Sen. Barack Obama’s campaign is telling workers to not talk about policy, but rather talk about how they came to Obama. What is this “Change we can believe in,” if not based on policy?

In the CNN/YouTube debate Obama said that “without precondition” he would meet the leaders of rogue states. The change? His foreign policy advisor Susan Rice said that Obama never claimed he would have such a meeting.

Obama has said he has not changed on the Iraq War. Yet on March 28, 2003, on CNN, he wanted to give the troops enough support “to be able to win,” and in July 2004, he said that failure in Iraq “would be a disaster.” The change? He said in July 2007 that preventing genocide in Iraq “isn’t a good enough reason to keep U.S. forces there.”

As a state senator in Illinois, Obama voted to require illegal immigrants to get a license.

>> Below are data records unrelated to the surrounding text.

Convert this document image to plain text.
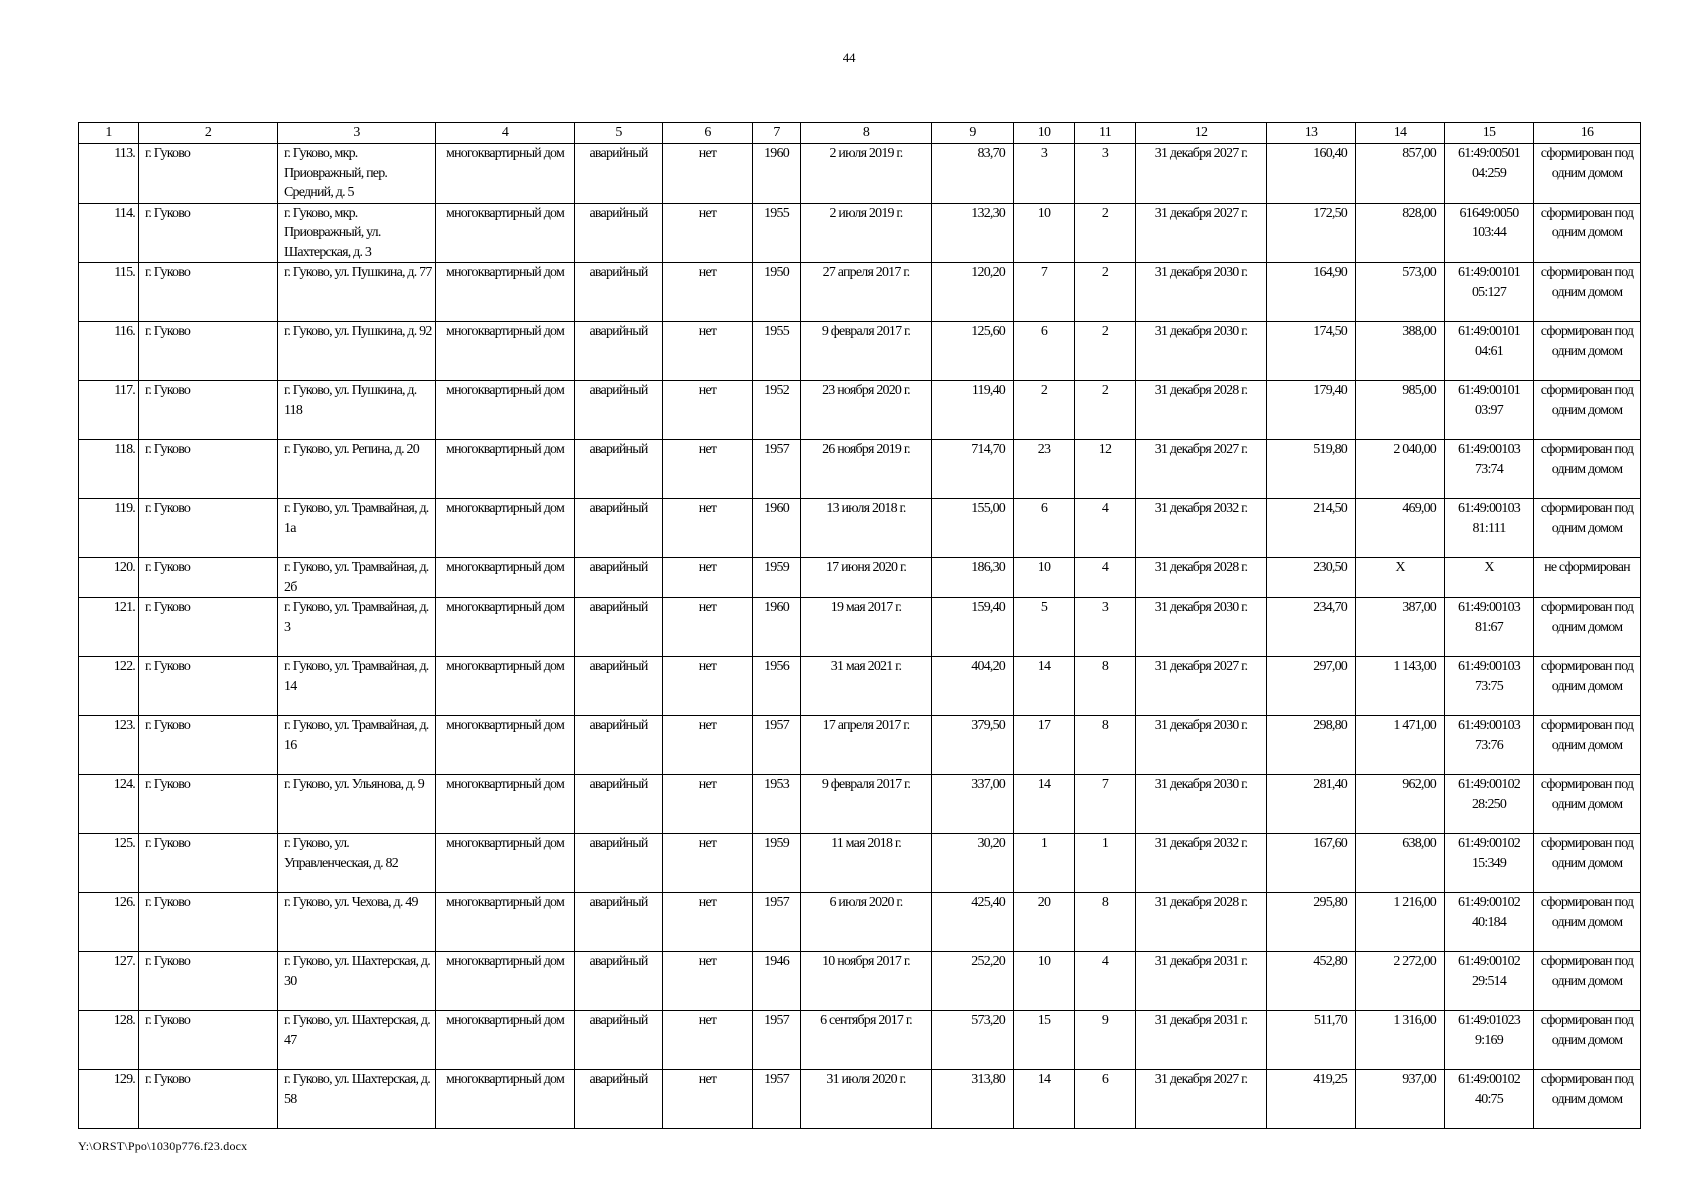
44
1	2	3	4	5	6	7	8	9	10	11	12	13	14	15	16
113.	г. Гуково	г. Гуково, мкр. Приовражный, пер. Средний, д. 5	многоквартирный дом	аварийный	нет	1960	2 июля 2019 г.	83,70	3	3	31 декабря 2027 г.	160,40	857,00	61:49:00501 04:259	сформирован под одним домом
114.	г. Гуково	г. Гуково, мкр. Приовражный, ул. Шахтерская, д. 3	многоквартирный дом	аварийный	нет	1955	2 июля 2019 г.	132,30	10	2	31 декабря 2027 г.	172,50	828,00	61649:0050 103:44	сформирован под одним домом
115.	г. Гуково	г. Гуково, ул. Пушкина, д. 77	многоквартирный дом	аварийный	нет	1950	27 апреля 2017 г.	120,20	7	2	31 декабря 2030 г.	164,90	573,00	61:49:00101 05:127	сформирован под одним домом
116.	г. Гуково	г. Гуково, ул. Пушкина, д. 92	многоквартирный дом	аварийный	нет	1955	9 февраля 2017 г.	125,60	6	2	31 декабря 2030 г.	174,50	388,00	61:49:00101 04:61	сформирован под одним домом
117.	г. Гуково	г. Гуково, ул. Пушкина, д. 118	многоквартирный дом	аварийный	нет	1952	23 ноября 2020 г.	119,40	2	2	31 декабря 2028 г.	179,40	985,00	61:49:00101 03:97	сформирован под одним домом
118.	г. Гуково	г. Гуково, ул. Репина, д. 20	многоквартирный дом	аварийный	нет	1957	26 ноября 2019 г.	714,70	23	12	31 декабря 2027 г.	519,80	2 040,00	61:49:00103 73:74	сформирован под одним домом
119.	г. Гуково	г. Гуково, ул. Трамвайная, д. 1а	многоквартирный дом	аварийный	нет	1960	13 июля 2018 г.	155,00	6	4	31 декабря 2032 г.	214,50	469,00	61:49:00103 81:111	сформирован под одним домом
120.	г. Гуково	г. Гуково, ул. Трамвайная, д. 2б	многоквартирный дом	аварийный	нет	1959	17 июня 2020 г.	186,30	10	4	31 декабря 2028 г.	230,50	X	X	не сформирован
121.	г. Гуково	г. Гуково, ул. Трамвайная, д. 3	многоквартирный дом	аварийный	нет	1960	19 мая 2017 г.	159,40	5	3	31 декабря 2030 г.	234,70	387,00	61:49:00103 81:67	сформирован под одним домом
122.	г. Гуково	г. Гуково, ул. Трамвайная, д. 14	многоквартирный дом	аварийный	нет	1956	31 мая 2021 г.	404,20	14	8	31 декабря 2027 г.	297,00	1 143,00	61:49:00103 73:75	сформирован под одним домом
123.	г. Гуково	г. Гуково, ул. Трамвайная, д. 16	многоквартирный дом	аварийный	нет	1957	17 апреля 2017 г.	379,50	17	8	31 декабря 2030 г.	298,80	1 471,00	61:49:00103 73:76	сформирован под одним домом
124.	г. Гуково	г. Гуково, ул. Ульянова, д. 9	многоквартирный дом	аварийный	нет	1953	9 февраля 2017 г.	337,00	14	7	31 декабря 2030 г.	281,40	962,00	61:49:00102 28:250	сформирован под одним домом
125.	г. Гуково	г. Гуково, ул. Управленческая, д. 82	многоквартирный дом	аварийный	нет	1959	11 мая 2018 г.	30,20	1	1	31 декабря 2032 г.	167,60	638,00	61:49:00102 15:349	сформирован под одним домом
126.	г. Гуково	г. Гуково, ул. Чехова, д. 49	многоквартирный дом	аварийный	нет	1957	6 июля 2020 г.	425,40	20	8	31 декабря 2028 г.	295,80	1 216,00	61:49:00102 40:184	сформирован под одним домом
127.	г. Гуково	г. Гуково, ул. Шахтерская, д. 30	многоквартирный дом	аварийный	нет	1946	10 ноября 2017 г.	252,20	10	4	31 декабря 2031 г.	452,80	2 272,00	61:49:00102 29:514	сформирован под одним домом
128.	г. Гуково	г. Гуково, ул. Шахтерская, д. 47	многоквартирный дом	аварийный	нет	1957	6 сентября 2017 г.	573,20	15	9	31 декабря 2031 г.	511,70	1 316,00	61:49:01023 9:169	сформирован под одним домом
129.	г. Гуково	г. Гуково, ул. Шахтерская, д. 58	многоквартирный дом	аварийный	нет	1957	31 июля 2020 г.	313,80	14	6	31 декабря 2027 г.	419,25	937,00	61:49:00102 40:75	сформирован под одним домом
Y:\ORST\Ppo\1030p776.f23.docx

The change? In the November 2007 CNN debate, he said “I am not proposing that that’s what we do.”

There are, of course, many more examples: For NAFTA; against NAFTA. For the gambling industry as a state senator; changes vote on the same legislation when constituents rebuked him.

This is not only change I believe in, but change I have witnessed.

The list goes on, but the implication is clear.

We know what Sen. Obama will change: his opinion, as many times as it takes to be elected.